Yâni bir de bunları sonuna kadar kullandığımızı tasavvur ediniz!
- Peki de, Hocam, sen bu lafı böyle döndürüp dolandırıp da sonunda nereye toslatmak istiyorsun?
Bravo! Fevkalâde yerinde bir soru!
Bir süredir değinmek isteyişime sebeb, bir tür bulup da bunama hâline isyan!
Bizim yazı-çizi çevrelerinde yaygın bir hastalık vardır. Tabâbetde buna gâlibâ “nevmîdî-i tesrîrî”denilir; sevindirici karamsarlık!!! Bir tür mazoşizm!
Sanırsınız ki hepsi Fuzûlî’nin “Mihneti kendine zevk etmedir âlemde hüner!” mısraını şiâr edinmişler.

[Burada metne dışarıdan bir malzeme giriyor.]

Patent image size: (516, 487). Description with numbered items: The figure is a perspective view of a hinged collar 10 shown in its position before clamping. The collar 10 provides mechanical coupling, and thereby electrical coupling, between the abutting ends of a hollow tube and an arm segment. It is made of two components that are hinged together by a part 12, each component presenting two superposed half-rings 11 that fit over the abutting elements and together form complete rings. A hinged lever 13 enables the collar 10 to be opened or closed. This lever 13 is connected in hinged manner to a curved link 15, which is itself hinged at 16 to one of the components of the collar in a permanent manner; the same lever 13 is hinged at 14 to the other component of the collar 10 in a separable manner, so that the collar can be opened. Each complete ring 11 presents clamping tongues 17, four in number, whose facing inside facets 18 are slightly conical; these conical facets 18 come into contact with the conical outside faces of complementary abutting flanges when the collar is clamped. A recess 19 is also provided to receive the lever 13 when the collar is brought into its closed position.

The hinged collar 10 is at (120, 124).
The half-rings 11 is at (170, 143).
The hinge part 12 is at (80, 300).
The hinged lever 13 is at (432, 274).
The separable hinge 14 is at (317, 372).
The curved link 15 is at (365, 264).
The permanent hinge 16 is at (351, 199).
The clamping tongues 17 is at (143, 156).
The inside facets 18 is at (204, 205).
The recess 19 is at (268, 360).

Üzüntüden keyif alıyorlar.
Yâhû, burası düşman ülkesi değil, kendi yurdunuz!
Biraz sevinin, be!
***
30 Ağustos târihli yazımda Millî Mücâdelemize Moskova’daki Komünist rejimin de maddî yardımda bulunduğunu kaydetmişdim.
Pek çok okuyucum bunun doğru olmadığını, o yardımın aslında Buhârâ Türk Cumhûriyeti tarafından gönderildiğini belirtdi. Biliyorsunuz, Çarlık Rusyası yıkılınca Ortaasya ve Kafkaslar’daki Türk kavimleri, kısa bir süre için Rus boyunduruğundan kurtulmuşlar ve kendi bağımsız devletlerini kurmuşlardı.
İşte o sırada Taşkent Hükûmeti de Türkiye’ye yüz milyon altın lira gibi o şartlara göre muazzam bir yardımda bulunmuş. Ancak bu meblâğı Ankara’ya doğrudan iletemeyince Moskova üzerinden yollamışlar.
Değerli Büyüğümüz, Gözbebeğimiz Lenin ise bu paranın 80 milyonuna “yol parası” olarak el koymuş ve Ankara’ya ancak 20 milyon ulaşabilmiş!!!
Bir de Komünistlerin ticâretden anlamadığını söyler dururlar...
Ya maazallah bir de anlasalarmış!
Yine verilmiş sadakamız varmış anlaşılan!